How
Taxpayers Subsidize Union Avoidance by Wal-Mart and Nissan
By
Phil Mattera in the Dirtdiggers Digest
Most
Americans have been made to believe that they have no stake in private sector
labor issues. Unions, we are told, are irrelevant to the working life of the vast
majority of the population, whose economic fate is supposedly being determined
solely by their employers or by individual skills in maneuvering through the
labor market.
This
narrative, however, is being challenged by organizing campaigns that are taking
on two giant corporations – Wal-Mart and Nissan – and showing that collective
action is not defunct. And two reports related to the campaigns show that not
only the workers involved, but also taxpayers in general, have a stake in their
outcome.
A
new wave of non-traditional organizing by Making Change at Walmart and OUR Walmart has revived the prospects for
change at the giant retailer. Strikes have become a frequent occurrence at
Wal-Mart stores in recent weeks, and large numbers of Wal-Mart workers and
their supporters have been converging on Bentonville, Arkansas to make their
voices heard at the company’s annual meeting.
A
recent report by
the Democratic staff of the U.S. House Committee on Education and the Workforce
is a reminder that taxpayers are put in a position of subsidizing the low wages
and poor benefits that the Wal-Mart campaigners are protesting.
The study,
which updates a 2004 report by the committee, reviews the hidden taxpayer costs
stemming from the fact that many Wal-Mart workers have no choice but to use
social safety net programs—such as Medicaid, Section 8 Housing, food stamps and
the Earned Income Tax Credit—that were designed for individuals not in the
labor force or those working for small companies that failed to provide decent
compensation, not a leviathan with $17 billion in annual profits.
The
Democratic staff report estimates that today the workers in a typical Wal-Mart
Supercenter (Wisconsin is used as the example) make use of programs that cost
taxpayers at least $904,542 a year and possibly as much as $1.7 million. Since
Wal-Mart has more than 3,000 Supercenters in the U.S., plus hundreds of other
types of stores, those costs run into the billions.
Nissan
has been following in Wal-Mart’s footsteps in Mississippi, where it opened a
large assembly plant a decade ago. The plant brought several thousand direct
jobs to the state, but the problem is that many of the jobs are substandard.

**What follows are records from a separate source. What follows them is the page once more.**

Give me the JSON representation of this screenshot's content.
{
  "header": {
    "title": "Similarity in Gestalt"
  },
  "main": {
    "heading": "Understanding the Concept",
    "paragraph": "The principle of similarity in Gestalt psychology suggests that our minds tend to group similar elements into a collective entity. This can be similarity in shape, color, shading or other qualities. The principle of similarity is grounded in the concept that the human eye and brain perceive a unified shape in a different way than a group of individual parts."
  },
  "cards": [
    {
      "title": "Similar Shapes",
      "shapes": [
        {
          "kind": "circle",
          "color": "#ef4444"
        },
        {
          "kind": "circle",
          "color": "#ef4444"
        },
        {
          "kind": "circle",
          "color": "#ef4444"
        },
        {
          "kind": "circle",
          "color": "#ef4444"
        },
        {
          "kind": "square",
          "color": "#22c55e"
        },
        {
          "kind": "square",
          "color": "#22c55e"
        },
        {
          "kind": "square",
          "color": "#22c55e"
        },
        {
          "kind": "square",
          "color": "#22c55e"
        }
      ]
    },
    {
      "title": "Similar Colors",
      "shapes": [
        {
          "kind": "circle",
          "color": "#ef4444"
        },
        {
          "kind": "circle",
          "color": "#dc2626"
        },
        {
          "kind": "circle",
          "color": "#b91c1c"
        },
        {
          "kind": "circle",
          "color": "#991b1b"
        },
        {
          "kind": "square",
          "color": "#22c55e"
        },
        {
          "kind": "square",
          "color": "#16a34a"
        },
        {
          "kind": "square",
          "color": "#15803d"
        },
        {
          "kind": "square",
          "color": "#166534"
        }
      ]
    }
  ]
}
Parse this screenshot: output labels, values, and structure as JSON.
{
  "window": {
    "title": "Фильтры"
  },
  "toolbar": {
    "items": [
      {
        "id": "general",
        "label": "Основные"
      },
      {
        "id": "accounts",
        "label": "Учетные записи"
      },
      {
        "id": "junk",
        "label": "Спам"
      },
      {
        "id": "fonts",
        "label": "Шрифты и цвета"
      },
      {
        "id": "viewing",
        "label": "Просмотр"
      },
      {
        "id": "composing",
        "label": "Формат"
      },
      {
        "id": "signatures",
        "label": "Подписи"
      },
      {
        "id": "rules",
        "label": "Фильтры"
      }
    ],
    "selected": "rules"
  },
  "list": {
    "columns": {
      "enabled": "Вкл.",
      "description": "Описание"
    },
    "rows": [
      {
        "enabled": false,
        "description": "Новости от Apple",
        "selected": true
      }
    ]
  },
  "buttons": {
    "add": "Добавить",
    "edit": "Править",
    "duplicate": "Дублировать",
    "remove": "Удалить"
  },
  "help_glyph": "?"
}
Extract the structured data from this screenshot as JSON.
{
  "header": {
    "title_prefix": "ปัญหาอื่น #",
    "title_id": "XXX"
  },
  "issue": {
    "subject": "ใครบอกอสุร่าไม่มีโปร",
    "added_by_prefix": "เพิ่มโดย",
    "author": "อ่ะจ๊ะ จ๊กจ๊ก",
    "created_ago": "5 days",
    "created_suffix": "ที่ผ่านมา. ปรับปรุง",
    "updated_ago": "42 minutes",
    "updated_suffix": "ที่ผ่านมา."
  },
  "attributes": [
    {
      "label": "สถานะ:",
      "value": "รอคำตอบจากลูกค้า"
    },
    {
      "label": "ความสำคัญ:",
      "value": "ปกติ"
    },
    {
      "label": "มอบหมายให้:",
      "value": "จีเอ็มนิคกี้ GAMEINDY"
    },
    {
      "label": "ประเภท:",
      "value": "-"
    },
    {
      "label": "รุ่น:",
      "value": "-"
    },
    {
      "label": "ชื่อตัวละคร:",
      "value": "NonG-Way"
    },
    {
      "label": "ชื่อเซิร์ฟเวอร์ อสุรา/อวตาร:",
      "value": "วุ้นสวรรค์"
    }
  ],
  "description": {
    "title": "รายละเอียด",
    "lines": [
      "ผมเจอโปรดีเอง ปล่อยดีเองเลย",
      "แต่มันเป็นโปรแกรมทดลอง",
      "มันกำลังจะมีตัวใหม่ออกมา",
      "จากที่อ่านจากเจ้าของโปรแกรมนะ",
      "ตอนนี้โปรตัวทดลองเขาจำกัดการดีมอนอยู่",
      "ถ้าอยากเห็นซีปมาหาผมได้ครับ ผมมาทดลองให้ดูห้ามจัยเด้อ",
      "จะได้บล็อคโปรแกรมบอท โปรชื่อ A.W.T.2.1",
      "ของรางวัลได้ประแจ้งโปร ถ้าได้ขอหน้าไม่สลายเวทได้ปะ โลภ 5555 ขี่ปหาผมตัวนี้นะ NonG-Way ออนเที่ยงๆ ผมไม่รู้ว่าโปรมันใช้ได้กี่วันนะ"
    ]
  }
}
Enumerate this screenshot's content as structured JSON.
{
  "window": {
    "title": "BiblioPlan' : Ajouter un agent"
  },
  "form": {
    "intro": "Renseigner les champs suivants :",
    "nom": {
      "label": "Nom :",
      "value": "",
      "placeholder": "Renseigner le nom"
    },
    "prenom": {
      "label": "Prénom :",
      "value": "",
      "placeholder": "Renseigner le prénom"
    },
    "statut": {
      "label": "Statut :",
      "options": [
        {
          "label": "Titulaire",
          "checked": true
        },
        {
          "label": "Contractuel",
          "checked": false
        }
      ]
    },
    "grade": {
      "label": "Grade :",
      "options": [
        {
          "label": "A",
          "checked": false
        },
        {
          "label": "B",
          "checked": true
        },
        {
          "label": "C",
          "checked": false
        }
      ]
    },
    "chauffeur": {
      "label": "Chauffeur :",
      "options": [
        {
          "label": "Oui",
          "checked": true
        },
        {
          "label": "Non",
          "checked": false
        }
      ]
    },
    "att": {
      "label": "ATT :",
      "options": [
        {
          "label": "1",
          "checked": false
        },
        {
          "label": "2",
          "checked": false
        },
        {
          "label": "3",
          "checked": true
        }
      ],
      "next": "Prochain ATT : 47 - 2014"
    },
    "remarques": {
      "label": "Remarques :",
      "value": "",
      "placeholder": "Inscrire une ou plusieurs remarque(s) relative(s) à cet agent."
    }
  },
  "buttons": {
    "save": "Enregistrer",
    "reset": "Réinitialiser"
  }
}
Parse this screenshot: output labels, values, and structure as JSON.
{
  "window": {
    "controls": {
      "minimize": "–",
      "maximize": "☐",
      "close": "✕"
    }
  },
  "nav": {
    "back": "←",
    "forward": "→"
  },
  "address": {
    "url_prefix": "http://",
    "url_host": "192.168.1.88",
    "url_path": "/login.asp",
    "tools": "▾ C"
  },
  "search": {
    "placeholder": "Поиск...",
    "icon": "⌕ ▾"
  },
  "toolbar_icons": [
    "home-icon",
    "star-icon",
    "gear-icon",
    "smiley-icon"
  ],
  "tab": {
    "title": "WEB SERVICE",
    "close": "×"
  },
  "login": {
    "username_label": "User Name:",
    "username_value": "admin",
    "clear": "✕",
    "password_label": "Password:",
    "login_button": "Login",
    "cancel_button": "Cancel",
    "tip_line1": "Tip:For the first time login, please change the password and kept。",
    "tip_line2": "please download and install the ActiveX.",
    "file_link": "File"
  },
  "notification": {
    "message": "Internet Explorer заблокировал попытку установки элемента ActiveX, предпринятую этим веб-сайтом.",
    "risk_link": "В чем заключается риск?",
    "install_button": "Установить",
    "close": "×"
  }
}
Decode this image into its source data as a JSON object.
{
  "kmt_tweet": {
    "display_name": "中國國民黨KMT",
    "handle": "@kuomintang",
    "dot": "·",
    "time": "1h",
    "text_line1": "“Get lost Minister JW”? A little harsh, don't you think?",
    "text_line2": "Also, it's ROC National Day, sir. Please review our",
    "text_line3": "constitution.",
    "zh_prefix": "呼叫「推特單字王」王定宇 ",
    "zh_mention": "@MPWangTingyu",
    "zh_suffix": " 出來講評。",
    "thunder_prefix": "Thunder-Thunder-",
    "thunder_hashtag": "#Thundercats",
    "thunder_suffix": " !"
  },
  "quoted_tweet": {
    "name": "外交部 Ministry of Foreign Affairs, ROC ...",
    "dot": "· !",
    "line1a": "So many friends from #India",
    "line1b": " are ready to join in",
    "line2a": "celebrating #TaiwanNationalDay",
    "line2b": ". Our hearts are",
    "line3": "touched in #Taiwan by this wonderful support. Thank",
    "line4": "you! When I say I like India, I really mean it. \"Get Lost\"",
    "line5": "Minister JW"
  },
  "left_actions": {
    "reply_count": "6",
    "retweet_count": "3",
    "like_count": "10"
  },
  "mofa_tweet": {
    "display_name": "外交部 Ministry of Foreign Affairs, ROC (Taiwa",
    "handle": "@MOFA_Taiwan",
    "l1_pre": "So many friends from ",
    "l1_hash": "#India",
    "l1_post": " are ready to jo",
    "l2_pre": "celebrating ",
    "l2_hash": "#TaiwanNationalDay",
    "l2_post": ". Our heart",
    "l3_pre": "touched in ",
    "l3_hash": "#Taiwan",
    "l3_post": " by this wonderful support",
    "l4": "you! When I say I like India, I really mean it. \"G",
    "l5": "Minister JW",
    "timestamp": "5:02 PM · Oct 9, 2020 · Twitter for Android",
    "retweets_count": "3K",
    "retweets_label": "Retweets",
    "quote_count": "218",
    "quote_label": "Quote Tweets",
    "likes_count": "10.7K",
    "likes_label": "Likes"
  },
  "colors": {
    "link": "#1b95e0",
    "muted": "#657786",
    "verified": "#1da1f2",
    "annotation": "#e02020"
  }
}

The company makes extensive use of temps, who are currently paid only about $12
an hour.
In
response to the use of temps as well as issues concerning the conditions faced
by regular employees, Nissan workers have been organizing themselves with the
help of the United Auto Workers. Rather than accepting labor representation, as
it does in numerous other countries, Nissan is seeking to intimidate workers
using the usual toolbox of union avoidance techniques such as threats and
bombarding workers with anti-union propaganda. The workers, however, have
been bolstered by strong community support from groups such as the Mississippi Alliance for Fairness at Nissan.
My
colleagues and I at Good Jobs First recently issued a report commissioned by the
UAW documenting the extent to which Nissan has enjoyed lavish tax breaks and
other financial assistance from state and local government agencies.
We found
that the subsidies, which were originally estimated at around $300 million when
the company first came to the state in 2000, have mushroomed to the point that
they could be worth some $1.3 billion. That works out to some $290,000 per job.
Noting the over-dependence on temps, we state that Mississippi taxpayers are
paying “premium amounts for jobs that in many cases are far from premium.”
Although
it was outside the scope of our report, it is clear that the Nissan temps, like
the Wal-Mart workers, are also generating hidden taxpayer costs through their
use of safety net programs. And we have previously documented that
Wal-Mart frequently gets the kind of economic development subsidies Nissan is
enjoying in Mississippi.
Whether
through hidden taxpayer costs or job subsidies, the public is frequently put in
the position of aiding companies like Wal-Mart and Nissan that disregard labor
rights while failing to pay their fair share of the cost of government. Perhaps
the interests of taxpayers and workers are not so different after all.